11 juillet 2025

Fernand Maillard, réviseur d’entreprises

 

En complément de la chronique relative à la conservation des archives, parue le 26 juin 2025, il est important de souligner un élément concernant le délai de sept ans lors de la clôture des liquidations de personnes morales. L’avis de la Commission des Normes Comptables n° 2011/21 du 5 octobre 2011 sur « La conservation des livres et des pièces justificatives » dit ceci :

« L'article 6, alinéa 4, de la loi du 17 juillet 1975 (ci-après : la Loi comptable) dispose, entre autres, que les pièces justificatives doivent être conservées, en original ou en copie, durant sept ans. Ce délai est réduit à trois ans pour les pièces qui ne sont pas appelées à faire preuve à l'égard de tiers.  

L’article 8, § 2 de la Loi comptable prévoit que les livres légaux doivent être conservés pendant sept ans à partir du premier janvier de l'année qui suit la clôture de l’exercice en cause.

En cas de liquidation d’une société, la Commission est toutefois d’avis que le délai de conservation des livres et des pièces justificatives peut être réduit à cinq ans. En effet, l’article 195 C.Soc. prévoit que les livres et documents sociaux doivent être conservés pendant cinq ans à partir de la publication de la clôture de la liquidation. La clôture de la liquidation implique la disparition de la personne morale et de son patrimoine1. La Loi comptable n’étant applicable qu’aux personnes morales existantes, le délai de conservation de sept ans n’est, à partir de ce moment, plus applicable.  

La Commission tient en outre à souligner que l’article 6, alinéa 4 ainsi que l’article 195 C.Soc. imposent uniquement une obligation minimale en matière du délai de conservation des pièces justificatives. Elle n'enlève rien à la possibilité, pour les entreprises, de développer une politique d'archivage appropriée.  

Il appartient donc à chaque entreprise de décider de conserver les pièces justificatives en question au‐delà du délai légal de conservation, compte tenu de leur importance particulière en cas de litige ou d'autres procédures. »

Le texte du Code des sociétés et des associations (« CSA ») dit bien en son article 2:102, § 1er et § 2, 4° pour les sociétés et 2:136 pour les associations[1], qu’il faut publier « l'indication de l'endroit désigné par l'assemblée générale de la société / de l'ASBL ou de l'assemblée de l'organe désigné dans les statuts de l'AISBL, où les livres et documents sociaux sont déposés et seront conservés pendant cinq ans au moins ».

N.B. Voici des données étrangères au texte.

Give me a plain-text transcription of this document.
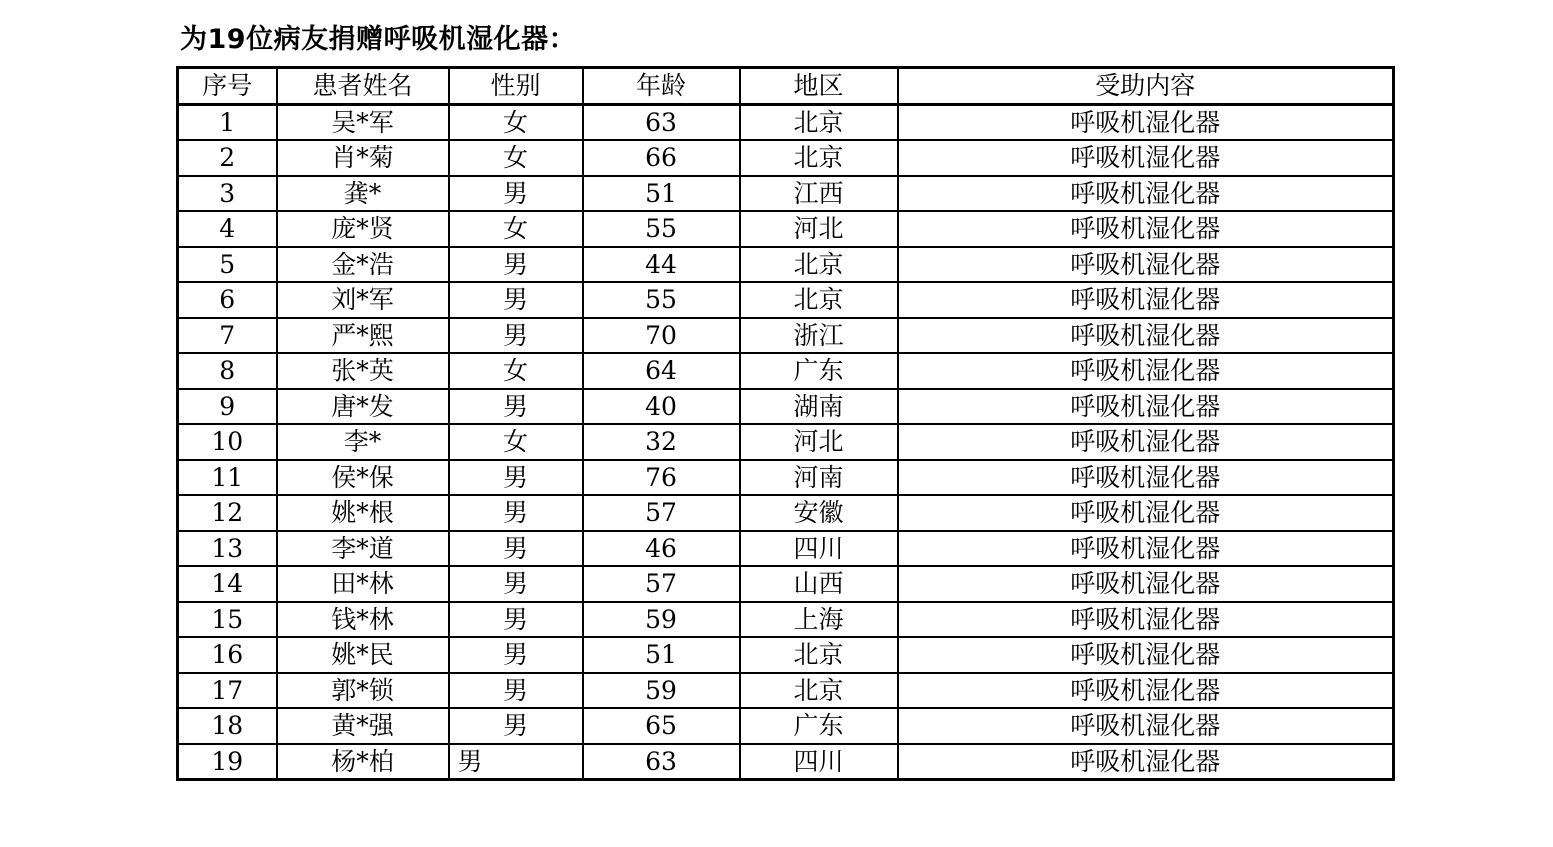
为19位病友捐赠呼吸机湿化器：
序号	患者姓名	性别	年龄	地区	受助内容
1	吴*军	女	63	北京	呼吸机湿化器
2	肖*菊	女	66	北京	呼吸机湿化器
3	龚*	男	51	江西	呼吸机湿化器
4	庞*贤	女	55	河北	呼吸机湿化器
5	金*浩	男	44	北京	呼吸机湿化器
6	刘*军	男	55	北京	呼吸机湿化器
7	严*熙	男	70	浙江	呼吸机湿化器
8	张*英	女	64	广东	呼吸机湿化器
9	唐*发	男	40	湖南	呼吸机湿化器
10	李*	女	32	河北	呼吸机湿化器
11	侯*保	男	76	河南	呼吸机湿化器
12	姚*根	男	57	安徽	呼吸机湿化器
13	李*道	男	46	四川	呼吸机湿化器
14	田*林	男	57	山西	呼吸机湿化器
15	钱*林	男	59	上海	呼吸机湿化器
16	姚*民	男	51	北京	呼吸机湿化器
17	郭*锁	男	59	北京	呼吸机湿化器
18	黄*强	男	65	广东	呼吸机湿化器
19	杨*柏	男	63	四川	呼吸机湿化器
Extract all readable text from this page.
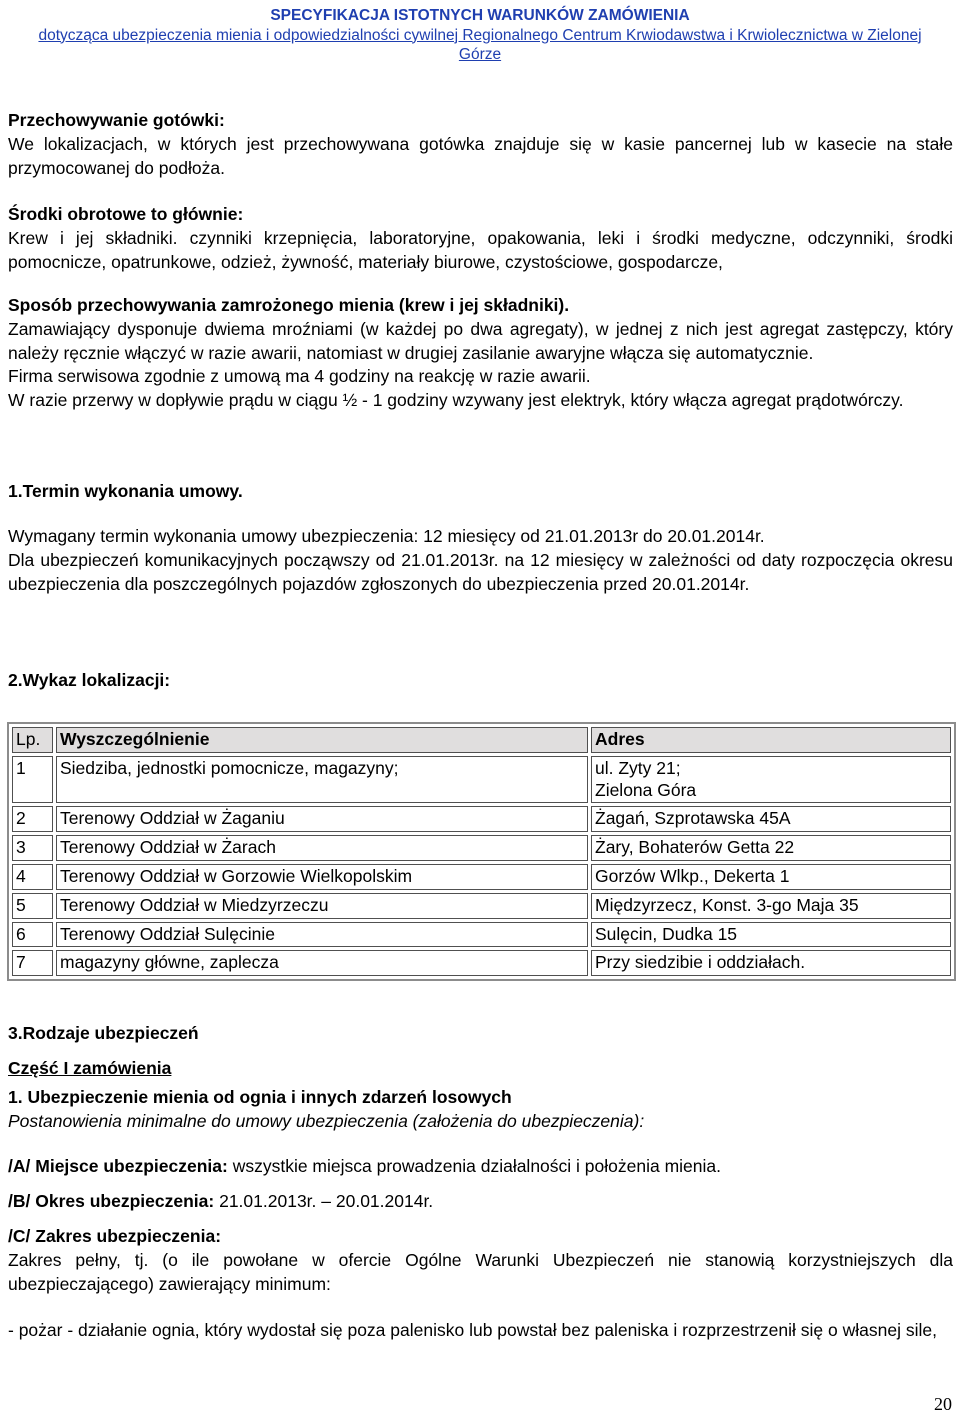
SPECYFIKACJA ISTOTNYCH WARUNKÓW ZAMÓWIENIA
dotycząca ubezpieczenia mienia i odpowiedzialności cywilnej Regionalnego Centrum Krwiodawstwa i Krwiolecznictwa w Zielonej
Górze
Przechowywanie gotówki:
We lokalizacjach, w których jest przechowywana gotówka znajduje się w kasie pancernej lub w kasecie na stałe przymocowanej do podłoża.
Środki obrotowe to głównie:
Krew i jej składniki. czynniki krzepnięcia, laboratoryjne, opakowania, leki i środki medyczne, odczynniki, środki pomocnicze, opatrunkowe, odzież, żywność, materiały biurowe, czystościowe, gospodarcze,
Sposób przechowywania zamrożonego mienia (krew i jej składniki).
Zamawiający dysponuje dwiema mroźniami (w każdej po dwa agregaty), w jednej z nich jest agregat zastępczy, który należy ręcznie włączyć w razie awarii, natomiast w drugiej zasilanie awaryjne włącza się automatycznie.
Firma serwisowa zgodnie z umową ma 4 godziny na reakcję w razie awarii.
W razie przerwy w dopływie prądu w ciągu ½ - 1 godziny wzywany jest elektryk, który włącza agregat prądotwórczy.
1.Termin wykonania umowy.
Wymagany termin wykonania umowy ubezpieczenia: 12 miesięcy od 21.01.2013r do 20.01.2014r.
Dla ubezpieczeń komunikacyjnych począwszy od 21.01.2013r. na 12 miesięcy w zależności od daty rozpoczęcia okresu ubezpieczenia dla poszczególnych pojazdów zgłoszonych do ubezpieczenia przed 20.01.2014r.
2.Wykaz lokalizacji:
Lp.	Wyszczególnienie	Adres
1	Siedziba, jednostki pomocnicze, magazyny;	ul. Zyty 21;
Zielona Góra

2	Terenowy Oddział w Żaganiu	Żagań, Szprotawska 45A
3	Terenowy Oddział w Żarach	Żary, Bohaterów Getta 22
4	Terenowy Oddział w Gorzowie Wielkopolskim	Gorzów Wlkp., Dekerta 1
5	Terenowy Oddział w Miedzyrzeczu	Międzyrzecz, Konst. 3-go Maja 35
6	Terenowy Oddział Sulęcinie	Sulęcin, Dudka 15
7	magazyny główne, zaplecza	Przy siedzibie i oddziałach.
3.Rodzaje ubezpieczeń
Część I zamówienia
1. Ubezpieczenie mienia od ognia i innych zdarzeń losowych
Postanowienia minimalne do umowy ubezpieczenia (założenia do ubezpieczenia):
/A/ Miejsce ubezpieczenia: wszystkie miejsca prowadzenia działalności i położenia mienia.
/B/ Okres ubezpieczenia: 21.01.2013r. – 20.01.2014r.
/C/ Zakres ubezpieczenia:
Zakres pełny, tj. (o ile powołane w ofercie Ogólne Warunki Ubezpieczeń nie stanowią korzystniejszych dla ubezpieczającego) zawierający minimum:
- pożar - działanie ognia, który wydostał się poza palenisko lub powstał bez paleniska i rozprzestrzenił się o własnej sile,
20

Que faut-il en penser ? Pas de délai de sept ans et réduction à cinq ans ? Même si, en cas de clôture de liquidation, le délai de prescription contre les administrateurs et liquidateurs (sociétés : art. 2:143 §1er, al.2 CSA / associations et fondations : art. 2:143 §2, al.2 CSA) est de cinq ans, on peut se dire que les archives de la personne morale pourraient servir en diverses matières (droit fiscal, droit social, subsides, code civil (droit de propriété), etc.), même en l’absence de recours possible contre les anciens gestionnaires. Comme le dit la CNC, cela n'enlève rien à la possibilité, pour les entreprises, de développer une politique d'archivage appropriée.  

Et puis n’oublions pas ce qui a déjà été dit dans les chroniques précédentes : tout jeter au terme du délai de conservation … ou penser à conserver le patrimoine, l’histoire de l’entreprise : pour ce qui ne concerne pas des archives à données confidentielles ou soumises à des limitations de consultation ou de conservation (pensons au RGPD), pourquoi ne pas penser au dépôt aux Archives du Royaume ou ailleurs ?

Pour la petite histoire, on notera qu’en matière d’archives des associations et fondations, l’ancienne loi du 27 juin 1921 stipulait simplement pour les ASBL (art. 25) et les fondations (art. 41) que « L'affectation de l'actif ne peut préjudicier aux droits des créanciers. L'action des créanciers est prescrite par cinq ans à partir de la publication de la décision relative à l'affectation de l'actif. ». En revanche, la loi était muette pour les AISBL. On ne parlait pas de délai spécial de conservation des archives ; il fallait se référer au droit comptable. 

On notera par ailleurs qu’il faudra donner « l'indication des mesures prises en vue de la consignation des sommes et valeurs revenant aux créanciers et dont la remise n'aurait pu leur être faite » : c’est l’occasion de rappeler que dans ce cas la Caisse des dépôts et consignations est l’endroit idéal pour ce genre de consignation ; ces sommes et valeurs ne peuvent être prises en bénéfice, ou, à défaut, au bout du délai de prescription, sont à distribuer en fonction de ce qui a été prévu lors de la clôture de la liquidation de la personne morale.

 


[1] Par contre pour les fondations, le CSA est muet : il stipule simplement que le tribunal prononce la clôture de la liquidation).